Design the override as a first-class path
A common failure is to treat the machine's suggestion as the default and the human's disagreement as friction. We design the opposite: overriding the system is an ordinary, low-effort action, and the reason for it is captured. Over time those overrides are how the institution learns where its signals are wrong, rather than quietly training its staff to stop arguing with the screen.
- Scoring and flags are advisory inputs, never automatic determinations about a person.
- Every signal carries a reason a human and a reviewer can actually follow.
- Overriding the system is a normal, recorded action, not a fight against the workflow.

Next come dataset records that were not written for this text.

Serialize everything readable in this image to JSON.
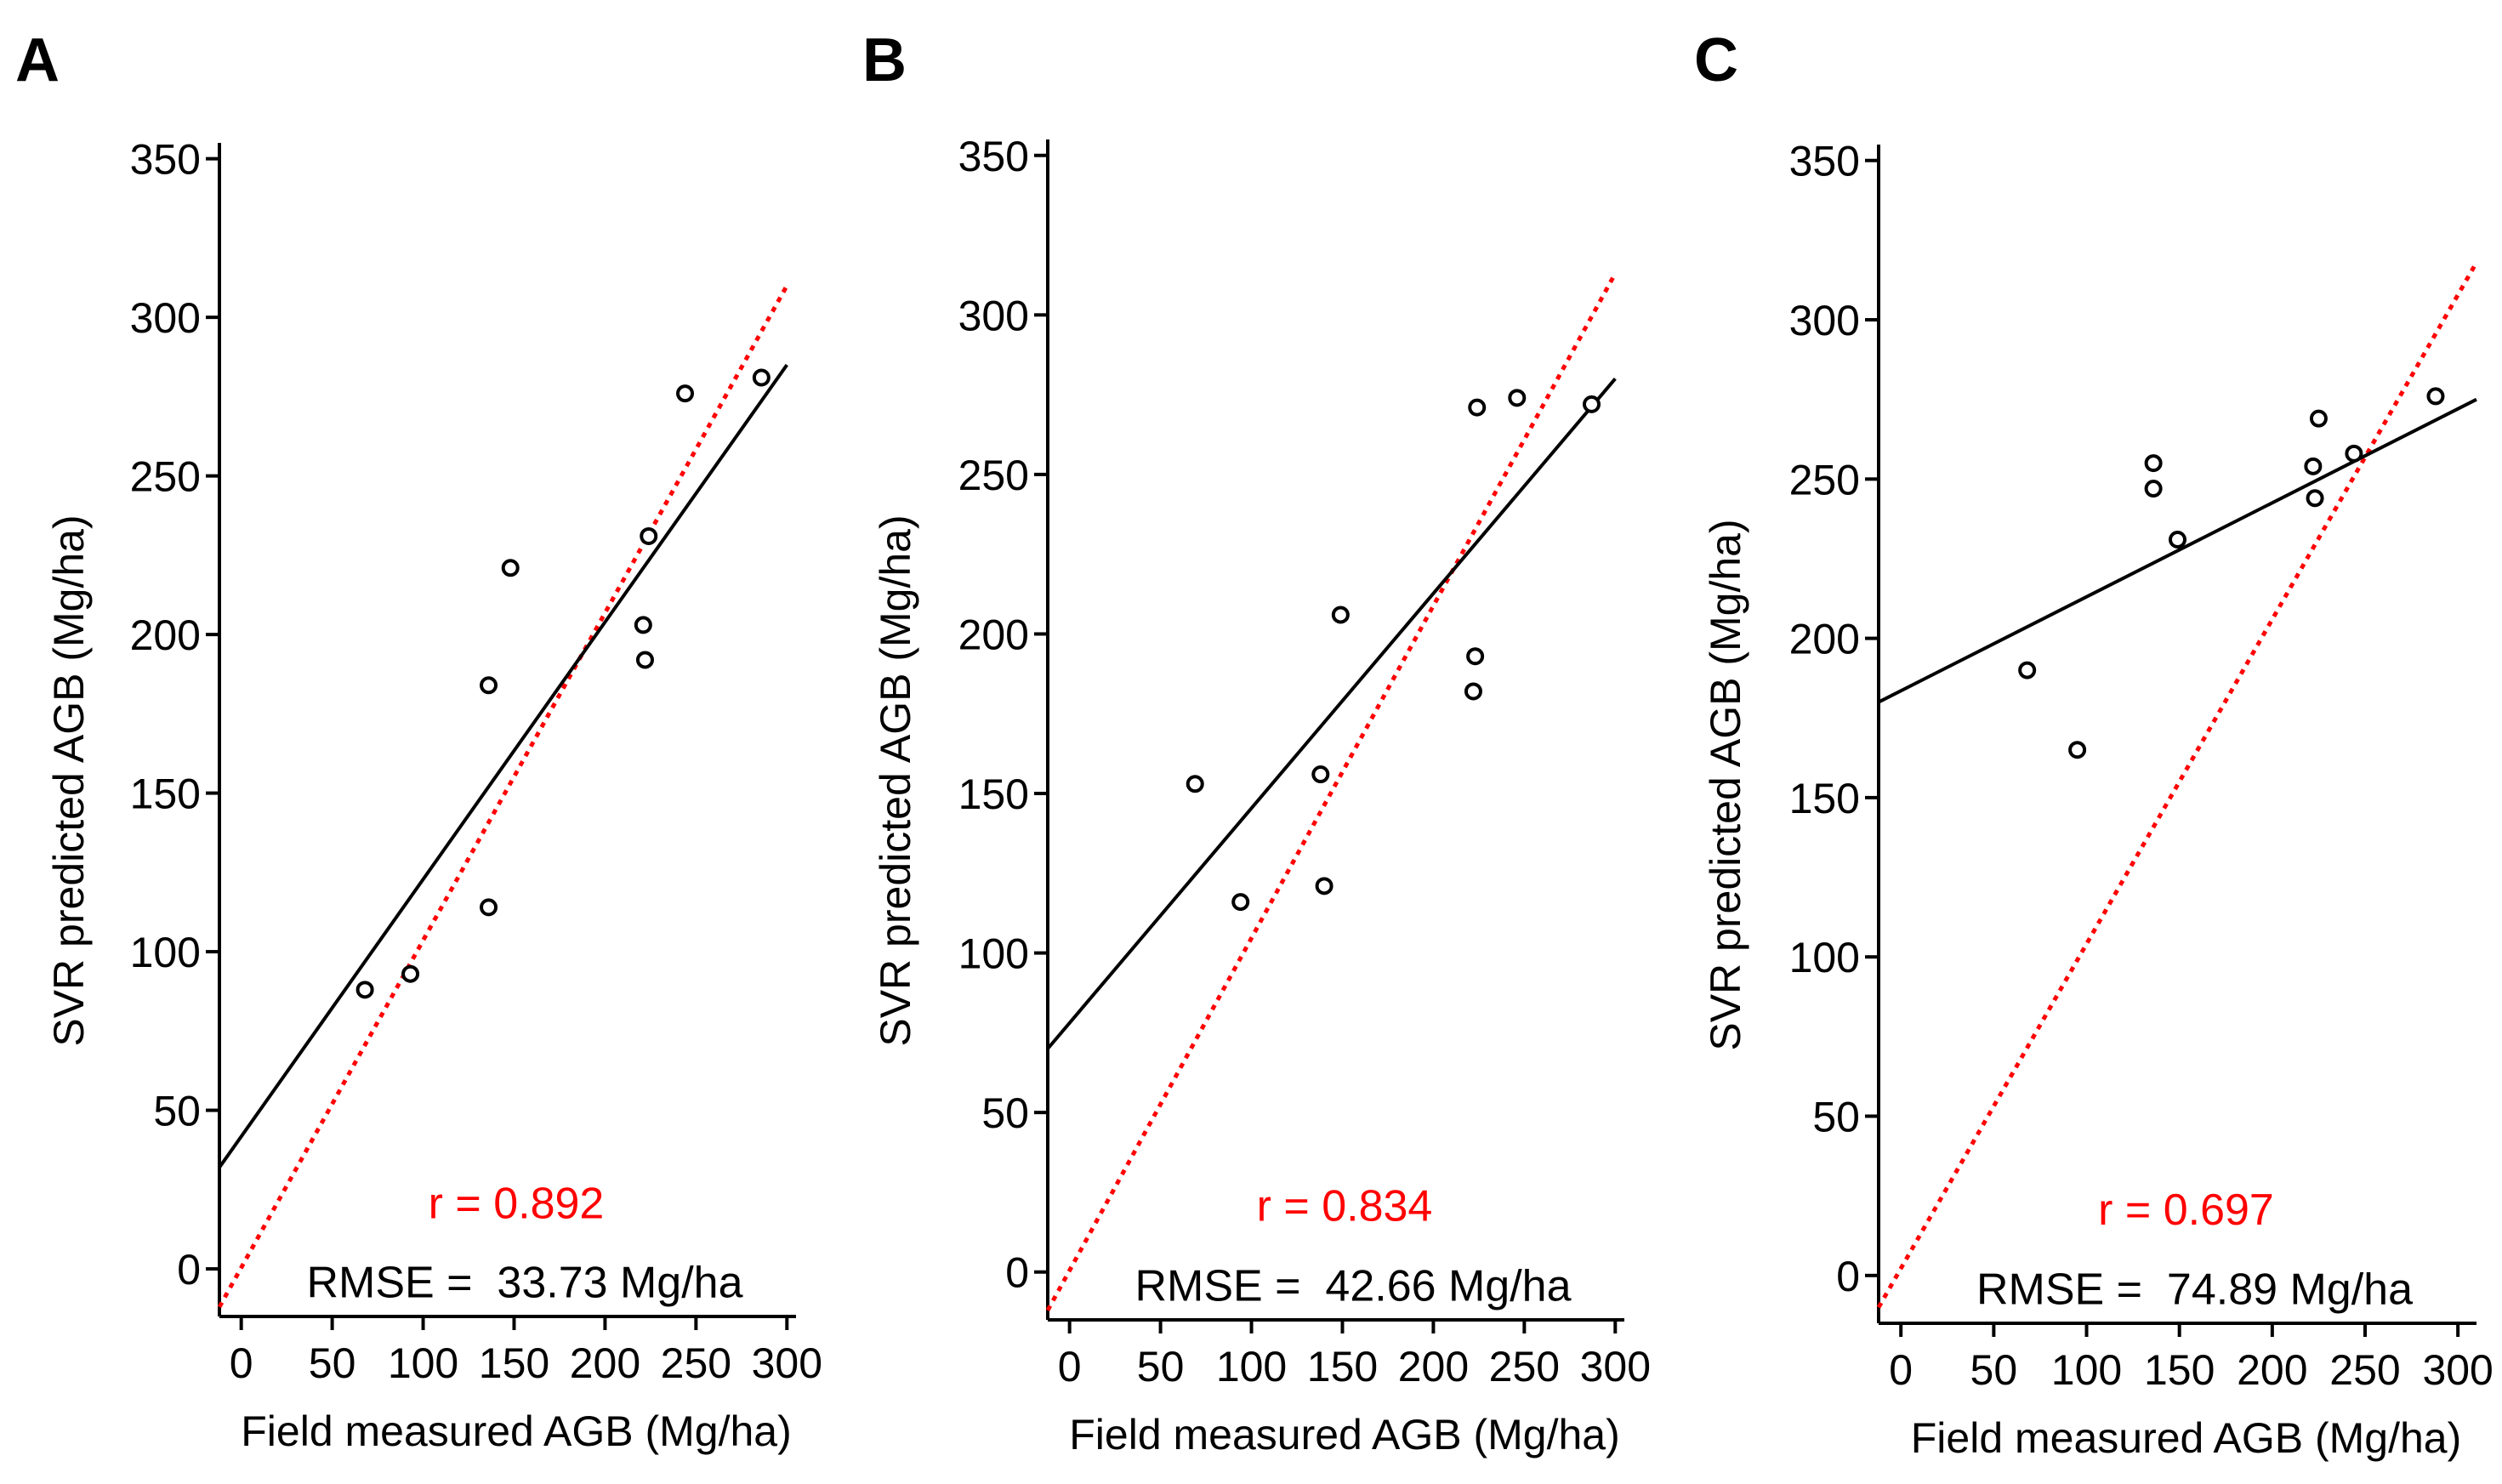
{
  "colors": {
    "reference_line": "#ff0000",
    "r_text": "#ff0000",
    "fit_line": "#000000",
    "points": "#000000"
  },
  "chart_data": [
    {
      "type": "scatter",
      "panel_label": "A",
      "xlabel": "Field measured AGB (Mg/ha)",
      "ylabel": "SVR predicted AGB (Mg/ha)",
      "xlim": [
        -12,
        305
      ],
      "ylim": [
        -15,
        355
      ],
      "xticks": [
        0,
        50,
        100,
        150,
        200,
        250,
        300
      ],
      "yticks": [
        0,
        50,
        100,
        150,
        200,
        250,
        300,
        350
      ],
      "points": [
        {
          "x": 68,
          "y": 88
        },
        {
          "x": 93,
          "y": 93
        },
        {
          "x": 136,
          "y": 114
        },
        {
          "x": 136,
          "y": 184
        },
        {
          "x": 148,
          "y": 221
        },
        {
          "x": 221,
          "y": 203
        },
        {
          "x": 222,
          "y": 192
        },
        {
          "x": 224,
          "y": 231
        },
        {
          "x": 244,
          "y": 276
        },
        {
          "x": 286,
          "y": 281
        }
      ],
      "fit_line": {
        "x": [
          -12,
          300
        ],
        "y": [
          32,
          285
        ]
      },
      "reference_line": {
        "x": [
          -12,
          300
        ],
        "y": [
          -12,
          310
        ]
      },
      "r_label": "r = 0.892",
      "rmse_label": "RMSE =  33.73 Mg/ha"
    },
    {
      "type": "scatter",
      "panel_label": "B",
      "xlabel": "Field measured AGB (Mg/ha)",
      "ylabel": "SVR predicted AGB (Mg/ha)",
      "xlim": [
        -12,
        305
      ],
      "ylim": [
        -15,
        355
      ],
      "xticks": [
        0,
        50,
        100,
        150,
        200,
        250,
        300
      ],
      "yticks": [
        0,
        50,
        100,
        150,
        200,
        250,
        300,
        350
      ],
      "points": [
        {
          "x": 69,
          "y": 153
        },
        {
          "x": 94,
          "y": 116
        },
        {
          "x": 138,
          "y": 156
        },
        {
          "x": 140,
          "y": 121
        },
        {
          "x": 149,
          "y": 206
        },
        {
          "x": 222,
          "y": 182
        },
        {
          "x": 223,
          "y": 193
        },
        {
          "x": 224,
          "y": 271
        },
        {
          "x": 246,
          "y": 274
        },
        {
          "x": 287,
          "y": 272
        }
      ],
      "fit_line": {
        "x": [
          -12,
          300
        ],
        "y": [
          70,
          280
        ]
      },
      "reference_line": {
        "x": [
          -12,
          300
        ],
        "y": [
          -12,
          313
        ]
      },
      "r_label": "r = 0.834",
      "rmse_label": "RMSE =  42.66 Mg/ha"
    },
    {
      "type": "scatter",
      "panel_label": "C",
      "xlabel": "Field measured AGB (Mg/ha)",
      "ylabel": "SVR predicted AGB (Mg/ha)",
      "xlim": [
        -12,
        310
      ],
      "ylim": [
        -15,
        355
      ],
      "xticks": [
        0,
        50,
        100,
        150,
        200,
        250,
        300
      ],
      "yticks": [
        0,
        50,
        100,
        150,
        200,
        250,
        300,
        350
      ],
      "points": [
        {
          "x": 68,
          "y": 190
        },
        {
          "x": 95,
          "y": 165
        },
        {
          "x": 136,
          "y": 247
        },
        {
          "x": 136,
          "y": 255
        },
        {
          "x": 149,
          "y": 231
        },
        {
          "x": 222,
          "y": 254
        },
        {
          "x": 223,
          "y": 244
        },
        {
          "x": 225,
          "y": 269
        },
        {
          "x": 244,
          "y": 258
        },
        {
          "x": 288,
          "y": 276
        }
      ],
      "fit_line": {
        "x": [
          -12,
          310
        ],
        "y": [
          180,
          275
        ]
      },
      "reference_line": {
        "x": [
          -12,
          310
        ],
        "y": [
          -10,
          318
        ]
      },
      "r_label": "r = 0.697",
      "rmse_label": "RMSE =  74.89 Mg/ha"
    }
  ]
}
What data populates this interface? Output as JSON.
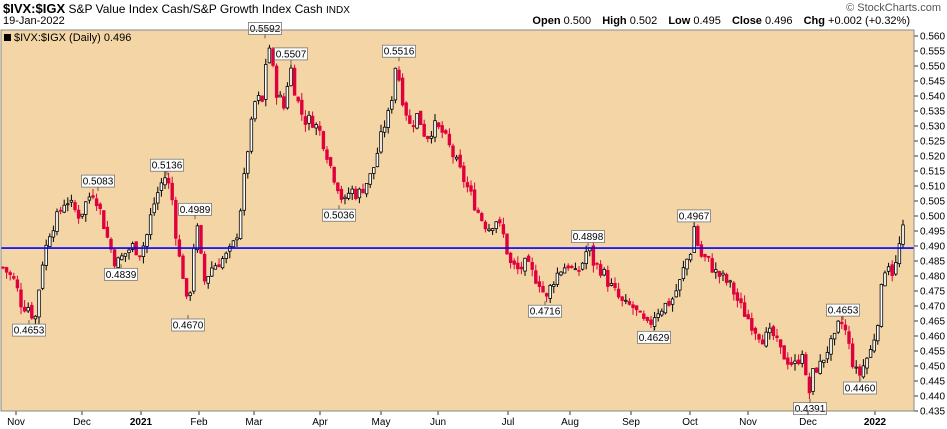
{
  "header": {
    "symbol": "$IVX:$IGX",
    "description": "S&P Value Index Cash/S&P Growth Index Cash",
    "exchange": "INDX",
    "date": "19-Jan-2022",
    "brand": "© StockCharts.com",
    "open_label": "Open",
    "open": "0.500",
    "high_label": "High",
    "high": "0.502",
    "low_label": "Low",
    "low": "0.495",
    "close_label": "Close",
    "close": "0.496",
    "chg_label": "Chg",
    "chg": "+0.002 (+0.32%)"
  },
  "legend": {
    "text": "$IVX:$IGX (Daily) 0.496",
    "swatch_color": "#000000"
  },
  "colors": {
    "background": "#f4d6a6",
    "up": "#000000",
    "down": "#e0003c",
    "hline": "#0000ff"
  },
  "chart_data": {
    "type": "candlestick",
    "title": "$IVX:$IGX (Daily)",
    "ylim": [
      0.435,
      0.562
    ],
    "y_ticks": [
      "0.560",
      "0.555",
      "0.550",
      "0.545",
      "0.540",
      "0.535",
      "0.530",
      "0.525",
      "0.520",
      "0.515",
      "0.510",
      "0.505",
      "0.500",
      "0.495",
      "0.490",
      "0.485",
      "0.480",
      "0.475",
      "0.470",
      "0.465",
      "0.460",
      "0.455",
      "0.450",
      "0.445",
      "0.440",
      "0.435"
    ],
    "x_labels": [
      "Nov",
      "Dec",
      "2021",
      "Feb",
      "Mar",
      "Apr",
      "May",
      "Jun",
      "Jul",
      "Aug",
      "Sep",
      "Oct",
      "Nov",
      "Dec",
      "2022"
    ],
    "horizontal_line": 0.4893,
    "price_path": [
      [
        0,
        0.484
      ],
      [
        8,
        0.481
      ],
      [
        15,
        0.478
      ],
      [
        22,
        0.47
      ],
      [
        28,
        0.47
      ],
      [
        35,
        0.4653
      ],
      [
        42,
        0.484
      ],
      [
        50,
        0.495
      ],
      [
        58,
        0.5
      ],
      [
        66,
        0.506
      ],
      [
        72,
        0.503
      ],
      [
        80,
        0.5
      ],
      [
        88,
        0.506
      ],
      [
        94,
        0.5083
      ],
      [
        100,
        0.502
      ],
      [
        108,
        0.492
      ],
      [
        116,
        0.4839
      ],
      [
        124,
        0.487
      ],
      [
        132,
        0.49
      ],
      [
        140,
        0.488
      ],
      [
        146,
        0.492
      ],
      [
        152,
        0.502
      ],
      [
        160,
        0.51
      ],
      [
        166,
        0.5136
      ],
      [
        172,
        0.506
      ],
      [
        178,
        0.488
      ],
      [
        184,
        0.479
      ],
      [
        188,
        0.467
      ],
      [
        196,
        0.4989
      ],
      [
        204,
        0.478
      ],
      [
        212,
        0.483
      ],
      [
        220,
        0.485
      ],
      [
        228,
        0.487
      ],
      [
        236,
        0.492
      ],
      [
        242,
        0.506
      ],
      [
        248,
        0.523
      ],
      [
        256,
        0.54
      ],
      [
        262,
        0.537
      ],
      [
        268,
        0.5592
      ],
      [
        276,
        0.542
      ],
      [
        284,
        0.536
      ],
      [
        290,
        0.5507
      ],
      [
        296,
        0.54
      ],
      [
        304,
        0.532
      ],
      [
        312,
        0.532
      ],
      [
        320,
        0.528
      ],
      [
        326,
        0.522
      ],
      [
        332,
        0.515
      ],
      [
        338,
        0.51
      ],
      [
        344,
        0.5036
      ],
      [
        350,
        0.509
      ],
      [
        358,
        0.507
      ],
      [
        366,
        0.511
      ],
      [
        372,
        0.514
      ],
      [
        378,
        0.522
      ],
      [
        384,
        0.53
      ],
      [
        390,
        0.535
      ],
      [
        396,
        0.5516
      ],
      [
        402,
        0.54
      ],
      [
        410,
        0.53
      ],
      [
        418,
        0.534
      ],
      [
        426,
        0.526
      ],
      [
        434,
        0.53
      ],
      [
        442,
        0.528
      ],
      [
        448,
        0.524
      ],
      [
        456,
        0.518
      ],
      [
        464,
        0.512
      ],
      [
        472,
        0.506
      ],
      [
        480,
        0.5
      ],
      [
        488,
        0.496
      ],
      [
        496,
        0.499
      ],
      [
        504,
        0.493
      ],
      [
        510,
        0.484
      ],
      [
        518,
        0.482
      ],
      [
        526,
        0.484
      ],
      [
        534,
        0.48
      ],
      [
        540,
        0.478
      ],
      [
        546,
        0.4716
      ],
      [
        552,
        0.478
      ],
      [
        560,
        0.482
      ],
      [
        568,
        0.484
      ],
      [
        576,
        0.48
      ],
      [
        582,
        0.484
      ],
      [
        588,
        0.4898
      ],
      [
        594,
        0.484
      ],
      [
        602,
        0.482
      ],
      [
        608,
        0.478
      ],
      [
        616,
        0.474
      ],
      [
        624,
        0.47
      ],
      [
        632,
        0.47
      ],
      [
        640,
        0.466
      ],
      [
        648,
        0.4629
      ],
      [
        656,
        0.468
      ],
      [
        664,
        0.47
      ],
      [
        672,
        0.472
      ],
      [
        680,
        0.478
      ],
      [
        686,
        0.485
      ],
      [
        690,
        0.487
      ],
      [
        694,
        0.4967
      ],
      [
        700,
        0.487
      ],
      [
        708,
        0.485
      ],
      [
        716,
        0.481
      ],
      [
        724,
        0.479
      ],
      [
        732,
        0.476
      ],
      [
        740,
        0.47
      ],
      [
        748,
        0.466
      ],
      [
        756,
        0.462
      ],
      [
        764,
        0.459
      ],
      [
        772,
        0.461
      ],
      [
        780,
        0.455
      ],
      [
        788,
        0.452
      ],
      [
        796,
        0.45
      ],
      [
        802,
        0.456
      ],
      [
        808,
        0.4391
      ],
      [
        814,
        0.449
      ],
      [
        820,
        0.45
      ],
      [
        828,
        0.456
      ],
      [
        834,
        0.458
      ],
      [
        840,
        0.4653
      ],
      [
        846,
        0.461
      ],
      [
        852,
        0.452
      ],
      [
        858,
        0.446
      ],
      [
        866,
        0.452
      ],
      [
        872,
        0.456
      ],
      [
        878,
        0.466
      ],
      [
        884,
        0.482
      ],
      [
        888,
        0.485
      ],
      [
        894,
        0.48
      ],
      [
        898,
        0.488
      ],
      [
        902,
        0.494
      ],
      [
        906,
        0.498
      ]
    ],
    "annotations": [
      {
        "label": "0.4653",
        "value": 0.4653
      },
      {
        "label": "0.5083",
        "value": 0.5083
      },
      {
        "label": "0.4839",
        "value": 0.4839
      },
      {
        "label": "0.5136",
        "value": 0.5136
      },
      {
        "label": "0.4989",
        "value": 0.4989
      },
      {
        "label": "0.4670",
        "value": 0.467
      },
      {
        "label": "0.5592",
        "value": 0.5592
      },
      {
        "label": "0.5507",
        "value": 0.5507
      },
      {
        "label": "0.5036",
        "value": 0.5036
      },
      {
        "label": "0.5516",
        "value": 0.5516
      },
      {
        "label": "0.4716",
        "value": 0.4716
      },
      {
        "label": "0.4898",
        "value": 0.4898
      },
      {
        "label": "0.4629",
        "value": 0.4629
      },
      {
        "label": "0.4967",
        "value": 0.4967
      },
      {
        "label": "0.4391",
        "value": 0.4391
      },
      {
        "label": "0.4653",
        "value": 0.4653
      },
      {
        "label": "0.4460",
        "value": 0.446
      }
    ]
  }
}
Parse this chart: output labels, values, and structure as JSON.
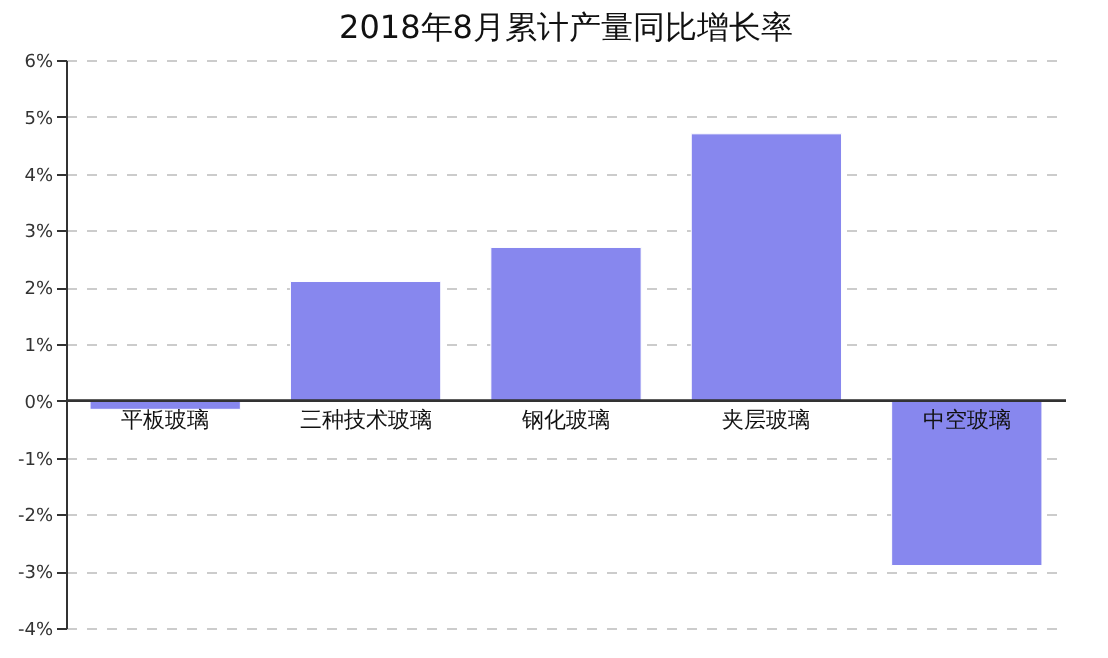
{
  "chart_data": {
    "type": "bar",
    "title": "2018年8月累计产量同比增长率",
    "categories": [
      "平板玻璃",
      "三种技术玻璃",
      "钢化玻璃",
      "夹层玻璃",
      "中空玻璃"
    ],
    "values": [
      -0.15,
      2.1,
      2.7,
      4.7,
      -2.9
    ],
    "color": "#8787ee",
    "ylim": [
      -4,
      6
    ],
    "yticks": [
      {
        "value": -4,
        "label": "-4%"
      },
      {
        "value": -3,
        "label": "-3%"
      },
      {
        "value": -2,
        "label": "-2%"
      },
      {
        "value": -1,
        "label": "-1%"
      },
      {
        "value": 0,
        "label": "0%"
      },
      {
        "value": 1,
        "label": "1%"
      },
      {
        "value": 2,
        "label": "2%"
      },
      {
        "value": 3,
        "label": "3%"
      },
      {
        "value": 4,
        "label": "4%"
      },
      {
        "value": 5,
        "label": "5%"
      },
      {
        "value": 6,
        "label": "6%"
      }
    ],
    "grid": "y"
  }
}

- Decisions and overrides are audited, so accountability rests with a person, not a black box.
Automate the sorting and the searching. Leave the deciding to someone who can be held to account for it.
Faster where it helps, human where it counts
Keeping a person in the loop is sometimes framed as a brake on efficiency. In practice it is the opposite for the work that matters: by letting the system handle the volume, the routine, and the lookups, it frees the official to spend attention on the cases that genuinely need judgment. The aim is not a system that decides for people. It is a system that makes good human decisions faster, and keeps a clear record of who made them.